Forgive me if my code is off. I've still got my head in Ruby on Rails which seems to have subtle differences that are coming out as I learn more "just Ruby," although to be fair I'm not sure my code would pass muster in a Ruby on Rails format. I digress.

I am trying to compare two arrays that contain a set of strings. I want to do a couple things. 1) Ensure that the arrays are the same number of words, otherwise the exercise is moot. 2) Compare the first word in an array with only the first word in the second array. In other words, I never want to compare word 1 in array "a" with word 4 in array "b". I'm struggling to find a solution that reorders the characters in any given word, compares it to the reordered characters in the corresponding word in the second array, and prints 1 if it's an anagram (once sorted, the idea is that the two words would be equivalent) or 0 if they do not match.

In the example below, what I want it to print is:

0
0
1
1

...but that is not happening. Thoughts? I'm afraid this has to do with local variable issues, but I am not be sure.

    a = ['hello', 'goodbye', 'pants', 'baa']
    b = ['helio', 'godbye', 'spant', 'aba']

    x = a.length
    y = b.length
    z = 0

    x = y? do
        while z < x do
            if a.find(z).chars.sort.join == b.find(z).chars.sort.join
                puts 1
            else
                puts 0
            end

            z += 1
        end
    end

Answer 1

[Edit: I've edited my answer to incorporate an efficiency improvement suggested by @raph in a comment on the question (the method anagram? below). That may not be necessary, but I thought it was such a good idea that it should get some exposure.

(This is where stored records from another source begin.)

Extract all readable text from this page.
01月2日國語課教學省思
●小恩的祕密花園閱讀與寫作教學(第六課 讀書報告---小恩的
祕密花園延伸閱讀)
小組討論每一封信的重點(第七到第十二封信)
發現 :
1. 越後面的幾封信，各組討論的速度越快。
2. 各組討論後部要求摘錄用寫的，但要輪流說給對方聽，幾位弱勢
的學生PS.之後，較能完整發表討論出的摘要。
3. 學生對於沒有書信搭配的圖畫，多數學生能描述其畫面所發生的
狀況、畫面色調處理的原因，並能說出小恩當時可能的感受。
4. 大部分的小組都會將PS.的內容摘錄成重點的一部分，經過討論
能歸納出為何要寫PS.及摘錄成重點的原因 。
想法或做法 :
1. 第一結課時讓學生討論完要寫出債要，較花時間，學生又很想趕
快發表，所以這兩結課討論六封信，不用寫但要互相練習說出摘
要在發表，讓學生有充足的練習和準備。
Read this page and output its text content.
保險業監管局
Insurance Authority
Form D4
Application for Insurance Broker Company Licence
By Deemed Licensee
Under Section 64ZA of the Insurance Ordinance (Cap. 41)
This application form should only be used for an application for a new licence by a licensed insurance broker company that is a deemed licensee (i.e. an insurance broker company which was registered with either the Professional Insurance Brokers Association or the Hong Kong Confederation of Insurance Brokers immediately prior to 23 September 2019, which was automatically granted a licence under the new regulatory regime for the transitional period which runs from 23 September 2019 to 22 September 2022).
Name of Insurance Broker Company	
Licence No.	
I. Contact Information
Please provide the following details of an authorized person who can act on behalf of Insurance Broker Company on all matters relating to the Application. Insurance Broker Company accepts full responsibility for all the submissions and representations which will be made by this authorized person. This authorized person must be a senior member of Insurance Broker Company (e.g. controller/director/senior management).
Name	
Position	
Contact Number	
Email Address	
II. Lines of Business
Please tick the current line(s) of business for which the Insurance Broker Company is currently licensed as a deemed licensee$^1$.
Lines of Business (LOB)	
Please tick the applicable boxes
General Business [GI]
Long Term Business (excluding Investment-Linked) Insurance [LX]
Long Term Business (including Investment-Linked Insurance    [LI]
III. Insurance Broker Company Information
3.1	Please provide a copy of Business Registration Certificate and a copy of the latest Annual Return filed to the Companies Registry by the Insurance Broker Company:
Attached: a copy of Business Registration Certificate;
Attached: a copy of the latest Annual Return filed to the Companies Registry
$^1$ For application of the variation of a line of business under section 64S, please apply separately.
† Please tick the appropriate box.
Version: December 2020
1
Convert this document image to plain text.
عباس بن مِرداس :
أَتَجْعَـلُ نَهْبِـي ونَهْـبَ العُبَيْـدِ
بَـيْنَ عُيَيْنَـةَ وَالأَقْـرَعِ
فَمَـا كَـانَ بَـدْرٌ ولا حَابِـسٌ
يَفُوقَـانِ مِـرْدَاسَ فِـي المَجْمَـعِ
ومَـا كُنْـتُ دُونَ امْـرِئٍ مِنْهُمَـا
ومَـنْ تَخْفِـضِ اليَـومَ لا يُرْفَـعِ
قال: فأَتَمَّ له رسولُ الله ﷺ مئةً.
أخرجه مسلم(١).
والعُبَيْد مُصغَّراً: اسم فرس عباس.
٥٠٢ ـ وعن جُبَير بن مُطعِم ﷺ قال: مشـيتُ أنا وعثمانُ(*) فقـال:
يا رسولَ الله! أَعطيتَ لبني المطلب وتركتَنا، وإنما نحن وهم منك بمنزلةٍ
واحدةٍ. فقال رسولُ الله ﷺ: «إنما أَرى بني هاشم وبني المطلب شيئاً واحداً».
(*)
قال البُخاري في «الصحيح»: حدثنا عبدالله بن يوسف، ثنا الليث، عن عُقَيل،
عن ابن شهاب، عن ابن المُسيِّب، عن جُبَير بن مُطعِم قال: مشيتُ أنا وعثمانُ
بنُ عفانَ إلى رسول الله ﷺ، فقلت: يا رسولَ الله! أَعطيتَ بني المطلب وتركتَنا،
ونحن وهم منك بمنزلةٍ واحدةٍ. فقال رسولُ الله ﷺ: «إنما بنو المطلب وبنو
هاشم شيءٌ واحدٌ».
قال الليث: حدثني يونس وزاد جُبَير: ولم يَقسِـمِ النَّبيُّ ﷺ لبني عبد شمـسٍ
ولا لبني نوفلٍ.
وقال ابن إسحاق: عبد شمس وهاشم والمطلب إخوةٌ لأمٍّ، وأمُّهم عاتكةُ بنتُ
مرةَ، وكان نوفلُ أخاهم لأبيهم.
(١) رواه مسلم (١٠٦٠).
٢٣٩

I've also given a detailed explanation, as the OP is new to Ruby, as might be other readers.]

You might consider doing it as follows.

Code

def anagrams(a, b)
  return nil unless a.size == b.size
  a.zip(b).map { |aw,bw| anagram?(aw,bw) ? 1 : 0 }
end

def anagram?(aw, bw)
  return false unless aw.size == bw.size
  counts = aw.downcase.each_char.with_object(Hash.new(0)) { |c,h| h[c] += 1 }
  bw.downcase.each_char do |c|
    return false unless counts[c] > 0
    counts[c] -= 1
  end
  true
end

Example

a = ['hello', 'goodbye', 'pants', 'baa']
b = ['helio', 'godbye', 'Spant', 'aba']
anagrams(a, b)
  #=> [0, 0, 1, 1]

Explanation

anagrams method

For the example above,

a.size #=> 4
b.size #=> 4

so we don't return nil in the first line of anagrams.

Next,

c = a.zip(b)
  #=> [["hello", "helio"], ["goodbye", "godbye"],
  #    ["pants", "Spant"], ["baa", "aba"]]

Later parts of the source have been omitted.